The seemingly endless rapid transit debates in Winnipeg have taken a strange turn. Mayor Sam Katz, who began as a firm rapid transit opponent, relented in 2008 when he and former premier Gary Doer announced the Southwest Rapid Transit Corridor, connecting downtown to the University of Manitoba. As recently as 2009, a second leg of the rapid transit system, eastward to Transcona, was on the city’s wish list of infrastructure improvements.
Many Winnipeggers have probably concluded that, after more than 30 years of dithering, a rapid transit system is finally a done deal. That conception may have been reinforced by Mayor Katz’s more recent declarations that he would prefer a much more expensive rail system to the bus rapid transit line now under construction.
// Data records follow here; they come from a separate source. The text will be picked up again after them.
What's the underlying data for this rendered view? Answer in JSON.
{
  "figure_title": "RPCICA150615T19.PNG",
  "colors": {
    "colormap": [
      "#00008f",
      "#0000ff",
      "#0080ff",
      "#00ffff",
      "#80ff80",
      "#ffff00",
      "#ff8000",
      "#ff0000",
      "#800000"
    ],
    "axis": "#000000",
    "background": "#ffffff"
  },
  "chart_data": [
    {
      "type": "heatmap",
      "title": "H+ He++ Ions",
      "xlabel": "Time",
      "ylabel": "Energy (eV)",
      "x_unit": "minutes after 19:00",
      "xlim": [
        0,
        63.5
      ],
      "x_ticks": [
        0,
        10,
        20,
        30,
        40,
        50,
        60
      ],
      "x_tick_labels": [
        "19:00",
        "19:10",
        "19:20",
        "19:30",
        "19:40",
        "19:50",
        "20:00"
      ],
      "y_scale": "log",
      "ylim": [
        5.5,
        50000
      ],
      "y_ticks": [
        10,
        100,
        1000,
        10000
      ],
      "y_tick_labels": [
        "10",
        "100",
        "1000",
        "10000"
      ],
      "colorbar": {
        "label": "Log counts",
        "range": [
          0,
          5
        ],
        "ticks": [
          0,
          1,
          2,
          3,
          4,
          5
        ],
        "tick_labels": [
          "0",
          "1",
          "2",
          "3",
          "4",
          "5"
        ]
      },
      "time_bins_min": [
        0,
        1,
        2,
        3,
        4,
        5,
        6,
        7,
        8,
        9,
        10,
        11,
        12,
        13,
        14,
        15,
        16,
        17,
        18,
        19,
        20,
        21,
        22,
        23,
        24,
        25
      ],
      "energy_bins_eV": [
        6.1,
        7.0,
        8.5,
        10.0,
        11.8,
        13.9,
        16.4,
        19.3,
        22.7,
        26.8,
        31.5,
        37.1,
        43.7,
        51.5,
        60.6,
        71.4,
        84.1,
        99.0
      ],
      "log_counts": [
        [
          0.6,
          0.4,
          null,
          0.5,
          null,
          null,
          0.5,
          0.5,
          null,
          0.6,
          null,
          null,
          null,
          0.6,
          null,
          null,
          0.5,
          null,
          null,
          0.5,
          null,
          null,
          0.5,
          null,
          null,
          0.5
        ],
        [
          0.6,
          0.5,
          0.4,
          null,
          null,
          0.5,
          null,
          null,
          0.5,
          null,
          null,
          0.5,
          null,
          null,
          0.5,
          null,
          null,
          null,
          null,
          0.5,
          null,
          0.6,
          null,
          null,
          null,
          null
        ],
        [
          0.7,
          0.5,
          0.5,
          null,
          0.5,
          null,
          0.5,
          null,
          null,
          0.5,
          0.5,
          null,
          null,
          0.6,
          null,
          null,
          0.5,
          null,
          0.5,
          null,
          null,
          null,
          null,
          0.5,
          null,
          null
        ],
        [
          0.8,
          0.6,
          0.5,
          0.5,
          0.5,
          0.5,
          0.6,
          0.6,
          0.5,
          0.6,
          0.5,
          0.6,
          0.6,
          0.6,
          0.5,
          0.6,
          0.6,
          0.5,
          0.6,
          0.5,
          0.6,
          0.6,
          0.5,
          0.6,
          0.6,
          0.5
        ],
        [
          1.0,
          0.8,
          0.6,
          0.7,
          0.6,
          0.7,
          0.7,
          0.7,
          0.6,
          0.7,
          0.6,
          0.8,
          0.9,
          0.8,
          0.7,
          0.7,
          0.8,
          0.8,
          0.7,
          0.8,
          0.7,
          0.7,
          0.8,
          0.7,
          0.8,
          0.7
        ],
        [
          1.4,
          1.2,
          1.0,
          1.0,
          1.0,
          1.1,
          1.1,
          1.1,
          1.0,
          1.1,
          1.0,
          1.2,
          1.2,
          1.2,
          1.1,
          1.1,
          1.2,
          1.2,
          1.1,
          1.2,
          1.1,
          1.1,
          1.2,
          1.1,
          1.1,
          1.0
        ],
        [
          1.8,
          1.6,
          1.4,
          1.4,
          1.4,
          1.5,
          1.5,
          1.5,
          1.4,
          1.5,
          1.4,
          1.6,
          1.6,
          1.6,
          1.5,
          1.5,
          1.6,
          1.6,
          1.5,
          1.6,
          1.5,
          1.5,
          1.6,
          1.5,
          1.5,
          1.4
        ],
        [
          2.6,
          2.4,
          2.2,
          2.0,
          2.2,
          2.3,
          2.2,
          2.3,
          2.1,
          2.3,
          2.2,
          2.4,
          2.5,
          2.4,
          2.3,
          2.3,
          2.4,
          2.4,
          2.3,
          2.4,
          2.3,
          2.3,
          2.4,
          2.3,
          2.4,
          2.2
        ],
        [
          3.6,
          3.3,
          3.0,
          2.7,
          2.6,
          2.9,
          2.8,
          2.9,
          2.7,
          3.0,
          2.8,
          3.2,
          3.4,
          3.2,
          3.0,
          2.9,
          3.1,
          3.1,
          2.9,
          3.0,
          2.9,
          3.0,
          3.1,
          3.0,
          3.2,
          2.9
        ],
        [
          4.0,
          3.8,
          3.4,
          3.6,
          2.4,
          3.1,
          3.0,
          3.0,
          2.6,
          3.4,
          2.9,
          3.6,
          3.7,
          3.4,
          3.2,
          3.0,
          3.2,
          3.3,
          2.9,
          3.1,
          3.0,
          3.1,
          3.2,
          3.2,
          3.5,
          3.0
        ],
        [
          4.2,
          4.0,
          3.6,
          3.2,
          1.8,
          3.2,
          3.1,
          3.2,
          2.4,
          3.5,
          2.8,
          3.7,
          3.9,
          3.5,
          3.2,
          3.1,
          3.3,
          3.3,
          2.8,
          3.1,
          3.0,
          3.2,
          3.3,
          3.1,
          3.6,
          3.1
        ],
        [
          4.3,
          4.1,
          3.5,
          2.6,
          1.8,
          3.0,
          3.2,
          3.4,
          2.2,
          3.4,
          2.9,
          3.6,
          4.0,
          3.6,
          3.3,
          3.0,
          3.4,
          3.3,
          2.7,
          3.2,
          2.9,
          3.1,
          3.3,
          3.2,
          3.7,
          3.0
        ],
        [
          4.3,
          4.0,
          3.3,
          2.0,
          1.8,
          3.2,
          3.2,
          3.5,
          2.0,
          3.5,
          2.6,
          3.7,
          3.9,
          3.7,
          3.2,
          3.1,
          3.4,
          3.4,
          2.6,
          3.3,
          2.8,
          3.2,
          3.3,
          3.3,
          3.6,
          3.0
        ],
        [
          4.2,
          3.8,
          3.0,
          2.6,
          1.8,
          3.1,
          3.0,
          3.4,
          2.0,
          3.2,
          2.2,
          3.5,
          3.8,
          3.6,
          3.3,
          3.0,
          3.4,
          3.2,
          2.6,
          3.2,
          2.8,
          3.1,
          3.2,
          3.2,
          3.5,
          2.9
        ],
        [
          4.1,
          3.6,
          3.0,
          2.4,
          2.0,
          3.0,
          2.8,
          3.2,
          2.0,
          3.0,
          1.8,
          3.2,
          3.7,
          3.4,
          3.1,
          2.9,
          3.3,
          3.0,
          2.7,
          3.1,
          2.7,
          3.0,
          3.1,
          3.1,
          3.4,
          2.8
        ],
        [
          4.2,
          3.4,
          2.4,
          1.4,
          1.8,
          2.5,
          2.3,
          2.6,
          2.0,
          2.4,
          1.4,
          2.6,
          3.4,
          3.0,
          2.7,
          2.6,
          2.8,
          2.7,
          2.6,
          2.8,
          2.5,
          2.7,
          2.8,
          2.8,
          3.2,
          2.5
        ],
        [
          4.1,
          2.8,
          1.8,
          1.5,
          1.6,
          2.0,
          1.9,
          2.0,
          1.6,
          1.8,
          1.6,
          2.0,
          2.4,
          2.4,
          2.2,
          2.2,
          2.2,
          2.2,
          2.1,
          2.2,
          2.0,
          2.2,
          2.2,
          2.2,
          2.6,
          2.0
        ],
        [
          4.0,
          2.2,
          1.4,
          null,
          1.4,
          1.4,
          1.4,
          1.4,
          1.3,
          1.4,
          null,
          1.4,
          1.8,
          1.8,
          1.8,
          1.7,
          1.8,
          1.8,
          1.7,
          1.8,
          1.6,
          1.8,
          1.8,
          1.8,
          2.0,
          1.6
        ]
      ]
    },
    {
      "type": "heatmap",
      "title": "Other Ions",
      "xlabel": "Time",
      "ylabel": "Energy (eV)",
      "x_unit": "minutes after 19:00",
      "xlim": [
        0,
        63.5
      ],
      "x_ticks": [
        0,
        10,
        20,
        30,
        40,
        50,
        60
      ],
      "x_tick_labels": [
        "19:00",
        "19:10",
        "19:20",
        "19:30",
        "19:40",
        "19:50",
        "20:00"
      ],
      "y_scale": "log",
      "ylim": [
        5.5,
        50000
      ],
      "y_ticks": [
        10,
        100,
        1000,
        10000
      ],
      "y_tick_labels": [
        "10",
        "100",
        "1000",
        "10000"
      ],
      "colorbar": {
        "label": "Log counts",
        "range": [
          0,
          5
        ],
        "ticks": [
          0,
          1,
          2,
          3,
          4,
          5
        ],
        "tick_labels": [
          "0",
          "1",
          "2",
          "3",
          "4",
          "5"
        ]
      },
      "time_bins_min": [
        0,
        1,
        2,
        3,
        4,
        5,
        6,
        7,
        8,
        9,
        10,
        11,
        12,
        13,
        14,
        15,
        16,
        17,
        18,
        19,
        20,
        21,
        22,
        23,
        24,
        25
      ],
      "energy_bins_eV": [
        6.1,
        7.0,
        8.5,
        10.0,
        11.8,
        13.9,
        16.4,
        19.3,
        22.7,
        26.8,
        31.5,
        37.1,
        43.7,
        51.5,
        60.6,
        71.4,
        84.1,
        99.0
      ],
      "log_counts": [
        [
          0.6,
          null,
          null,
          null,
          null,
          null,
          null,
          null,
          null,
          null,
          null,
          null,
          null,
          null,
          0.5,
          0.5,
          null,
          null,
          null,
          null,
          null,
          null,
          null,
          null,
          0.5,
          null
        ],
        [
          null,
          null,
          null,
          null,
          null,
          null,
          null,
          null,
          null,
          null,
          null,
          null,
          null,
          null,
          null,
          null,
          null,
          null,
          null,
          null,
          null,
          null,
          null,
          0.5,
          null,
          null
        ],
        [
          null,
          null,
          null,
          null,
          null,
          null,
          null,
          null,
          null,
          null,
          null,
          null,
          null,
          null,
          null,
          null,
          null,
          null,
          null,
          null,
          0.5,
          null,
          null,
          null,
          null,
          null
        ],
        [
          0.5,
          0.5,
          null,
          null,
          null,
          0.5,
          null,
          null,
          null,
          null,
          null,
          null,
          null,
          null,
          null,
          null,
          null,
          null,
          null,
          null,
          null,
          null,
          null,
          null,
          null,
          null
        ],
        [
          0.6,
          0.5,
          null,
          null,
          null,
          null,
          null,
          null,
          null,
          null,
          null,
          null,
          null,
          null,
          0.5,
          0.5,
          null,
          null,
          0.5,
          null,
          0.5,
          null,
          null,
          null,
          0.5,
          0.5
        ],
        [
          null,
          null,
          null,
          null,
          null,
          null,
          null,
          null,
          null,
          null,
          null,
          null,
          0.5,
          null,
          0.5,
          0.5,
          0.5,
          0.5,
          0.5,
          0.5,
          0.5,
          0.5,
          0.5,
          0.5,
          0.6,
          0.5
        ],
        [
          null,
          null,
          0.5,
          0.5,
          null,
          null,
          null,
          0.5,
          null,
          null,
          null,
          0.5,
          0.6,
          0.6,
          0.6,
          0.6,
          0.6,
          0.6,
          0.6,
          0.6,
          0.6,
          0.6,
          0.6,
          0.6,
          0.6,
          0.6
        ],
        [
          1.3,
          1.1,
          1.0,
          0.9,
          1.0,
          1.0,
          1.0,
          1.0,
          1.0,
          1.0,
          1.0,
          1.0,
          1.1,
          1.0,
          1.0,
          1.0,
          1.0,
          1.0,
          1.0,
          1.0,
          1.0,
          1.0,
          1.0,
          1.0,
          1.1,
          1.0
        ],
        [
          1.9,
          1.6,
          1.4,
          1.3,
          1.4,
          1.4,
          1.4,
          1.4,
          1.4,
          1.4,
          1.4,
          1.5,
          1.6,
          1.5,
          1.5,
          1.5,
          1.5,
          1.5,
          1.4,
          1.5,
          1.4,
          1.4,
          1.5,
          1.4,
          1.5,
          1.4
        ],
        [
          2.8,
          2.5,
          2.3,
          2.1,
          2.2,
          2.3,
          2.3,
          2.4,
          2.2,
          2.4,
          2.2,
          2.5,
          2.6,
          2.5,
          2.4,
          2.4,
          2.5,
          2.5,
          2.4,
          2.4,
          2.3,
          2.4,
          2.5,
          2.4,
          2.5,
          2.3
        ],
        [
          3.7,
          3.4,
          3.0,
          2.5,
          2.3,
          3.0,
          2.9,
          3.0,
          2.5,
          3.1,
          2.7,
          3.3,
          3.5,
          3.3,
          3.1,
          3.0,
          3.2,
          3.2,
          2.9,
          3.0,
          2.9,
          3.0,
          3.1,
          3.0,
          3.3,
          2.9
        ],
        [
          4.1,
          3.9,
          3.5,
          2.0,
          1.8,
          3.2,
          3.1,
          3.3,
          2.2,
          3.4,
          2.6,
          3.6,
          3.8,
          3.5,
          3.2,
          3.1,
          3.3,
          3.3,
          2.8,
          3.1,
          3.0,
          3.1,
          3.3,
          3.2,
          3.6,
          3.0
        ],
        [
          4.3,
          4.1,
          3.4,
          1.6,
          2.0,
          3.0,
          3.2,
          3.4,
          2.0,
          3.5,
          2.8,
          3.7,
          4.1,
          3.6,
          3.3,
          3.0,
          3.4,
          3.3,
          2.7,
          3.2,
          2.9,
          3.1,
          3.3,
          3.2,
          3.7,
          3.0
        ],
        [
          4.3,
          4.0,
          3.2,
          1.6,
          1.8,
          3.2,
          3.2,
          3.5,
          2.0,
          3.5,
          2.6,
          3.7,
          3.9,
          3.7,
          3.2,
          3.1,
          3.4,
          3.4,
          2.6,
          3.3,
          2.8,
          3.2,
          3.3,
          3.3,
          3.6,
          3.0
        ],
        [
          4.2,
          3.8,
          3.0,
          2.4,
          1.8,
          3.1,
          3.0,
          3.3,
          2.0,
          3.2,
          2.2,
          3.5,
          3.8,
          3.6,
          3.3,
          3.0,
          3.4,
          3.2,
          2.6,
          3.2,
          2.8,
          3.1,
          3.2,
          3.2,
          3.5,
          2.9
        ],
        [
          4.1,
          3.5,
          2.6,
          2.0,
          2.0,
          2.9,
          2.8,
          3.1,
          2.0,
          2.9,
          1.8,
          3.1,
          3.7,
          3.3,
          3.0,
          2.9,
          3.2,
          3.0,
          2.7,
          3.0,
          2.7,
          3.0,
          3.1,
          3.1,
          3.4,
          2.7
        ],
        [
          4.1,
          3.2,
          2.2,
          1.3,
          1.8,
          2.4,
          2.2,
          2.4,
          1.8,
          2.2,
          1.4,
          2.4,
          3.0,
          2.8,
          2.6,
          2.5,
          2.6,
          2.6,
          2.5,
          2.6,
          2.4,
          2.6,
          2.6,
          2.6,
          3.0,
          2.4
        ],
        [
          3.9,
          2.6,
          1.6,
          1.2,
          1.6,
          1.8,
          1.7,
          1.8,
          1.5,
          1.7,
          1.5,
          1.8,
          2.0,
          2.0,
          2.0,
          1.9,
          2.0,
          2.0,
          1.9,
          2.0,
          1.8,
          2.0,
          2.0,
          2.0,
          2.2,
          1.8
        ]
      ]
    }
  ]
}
Before you stand and cheer,
remember that the city has only committed itself to the first half of the first rapid transit line, and take a look at the rest of Katz’s statement. He wants to spend the money earmarked for construction of the second half of the first rapid transit line on roads instead.
Say what? He wants a much more expensive system, but he also intends to divert rapid transit money to roads? No problem, the Mayor says. We can have both rapid transit and roads. He offers no suggestions as to how that might be accomplished, beyond the suggestion that the federal government might be persuaded to pay for it. The federal government, however, wants Winnipeg to finish the southwest line, not spend the money on roads.
If the money is diverted to roads, we will be left with an amputated half-leg of a rapid transit line, in effect a line to nowhere. A complete rapid transit line can draw new passengers to transit and provide lucrative new opportunities for development near the transit stations. New development increases the city’s revenues and can turn transit into a paying proposition. A half rapid transit line has little potential to draw either passengers or development.
Money spent on half a rapid transit line is money wasted. Dreams of future rail lines are no substitute for an actual rapid transit line now, but, for more than 30 years, our experience has been that whenever it seems within reach, it slips just beyond our grasp.